Herr Finanzminister, das, was Sie vorgehabt haben – das muss man noch einmal wiederholen –, war der

Griff in die Kasse der Kommunen. Das war die Absicht, die Sie mit diesen Überlegungen verfolgt haben.

Ich gehe davon aus, dass dies immer noch nicht ausgestanden ist. Wir haben von den beiden Alternativen hören können, nämlich die beiden gesetzlichen Änderungen oder das Thema der Grunderwerbsteuer, das nach wie vor noch auf dem Tisch ist.

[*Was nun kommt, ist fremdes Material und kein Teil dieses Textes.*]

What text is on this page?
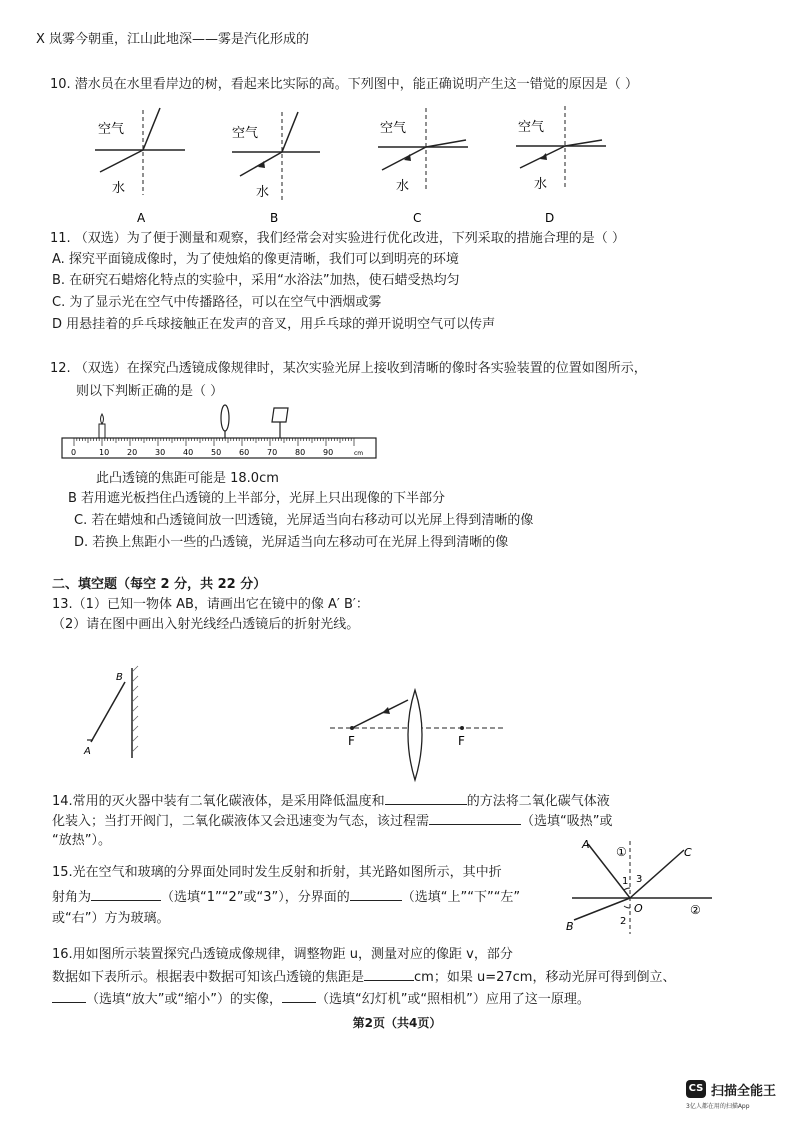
X 岚雾今朝重，江山此地深——雾是汽化形成的
10. 潜水员在水里看岸边的树，看起来比实际的高。下列图中，能正确说明产生这一错觉的原因是（ ）
空气
水
A
空气
水
B
空气
水
C
空气
水
D
11. （双选）为了便于测量和观察，我们经常会对实验进行优化改进，下列采取的措施合理的是（ ）
A. 探究平面镜成像时，为了使烛焰的像更清晰，我们可以到明亮的环境
B. 在研究石蜡熔化特点的实验中，采用“水浴法”加热，使石蜡受热均匀
C. 为了显示光在空气中传播路径，可以在空气中洒烟或雾
D 用悬挂着的乒乓球接触正在发声的音叉，用乒乓球的弹开说明空气可以传声
12. （双选）在探究凸透镜成像规律时，某次实验光屏上接收到清晰的像时各实验装置的位置如图所示，
则以下判断正确的是（ ）
0	10 20 30 40 50 60 70 80 90	cm
此凸透镜的焦距可能是 18.0cm
B 若用遮光板挡住凸透镜的上半部分，光屏上只出现像的下半部分
C. 若在蜡烛和凸透镜间放一凹透镜，光屏适当向右移动可以光屏上得到清晰的像
D. 若换上焦距小一些的凸透镜，光屏适当向左移动可在光屏上得到清晰的像
二、填空题（每空 2 分，共 22 分）
13.（1）已知一物体 AB，请画出它在镜中的像 A′ B′：
（2）请在图中画出入射光线经凸透镜后的折射光线。
B
A
F	F
14.常用的灭火器中装有二氧化碳液体，是采用降低温度和	的方法将二氧化碳气体液
化装入；当打开阀门，二氧化碳液体又会迅速变为气态，该过程需	（选填“吸热”或
“放热”）。
15.光在空气和玻璃的分界面处同时发生反射和折射，其光路如图所示，其中折
射角为	（选填“1”“2”或“3”），分界面的	（选填“上”“下”“左”
或“右”）方为玻璃。
A
C
B
O
①
②
1 3
2
16.用如图所示装置探究凸透镜成像规律，调整物距 u，测量对应的像距 v，部分
数据如下表所示。根据表中数据可知该凸透镜的焦距是	cm；如果 u=27cm，移动光屏可得到倒立、
（选填“放大”或“缩小”）的实像，	（选填“幻灯机”或“照相机”）应用了这一原理。
第2页（共4页）
CS 扫描全能王
3亿人都在用的扫描App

Herr Kollege Itzek, als Steuerakrobat, oder wie man Sie bezeichnen möchte, hätten Sie heute einmal sagen sollen, dass das Land zwischenzeitlich bereits die Erhöhung der Grunderwerbssteuer von 2 % auf 3,5 % kassiert. Keine Rede war davon, dass das Land bereits Maßnahmen durchgezogen hat, die letztlich den Kommunen zustehen, aber in den Haushaltstopf des Landes fließen.

(Glocke des Präsidenten)

Herr Finanzminister, ich sage Ihnen vor Ihrem Auftritt, den Sie gleich haben werden: Lassen Sie die Finger von derartigen Überlegungen. Die Kommunen sind schon genug belastet. Eine solche Vorgehensweise haben die Kommunen in Rheinland-Pfalz nicht verdient. Ich kann nur hoffen, dass es einen fairen Finanzausgleich für die Kommunen geben wird.

(Beifall der CDU)

Es spricht Herr Finanzminister Mittler.

Meine sehr verehrten Damen und Herren! Das Land hat natürlich wie alle Länder eine besondere Verantwortung für die Finanzausstattung der Kommunen. In der bundesstaatlichen Ordnung, wie sie bei uns gilt, werden die Kommunen bei der Finanzverteilung immer den Ländern zugerechnet. Daher ist es notwendig, dass im Finanzausgleich zwischen den Ländern und den Kommunen nachvollziehbare, an objektiven Kriterien orientierte Gesichtspunkte maßgeblich sind.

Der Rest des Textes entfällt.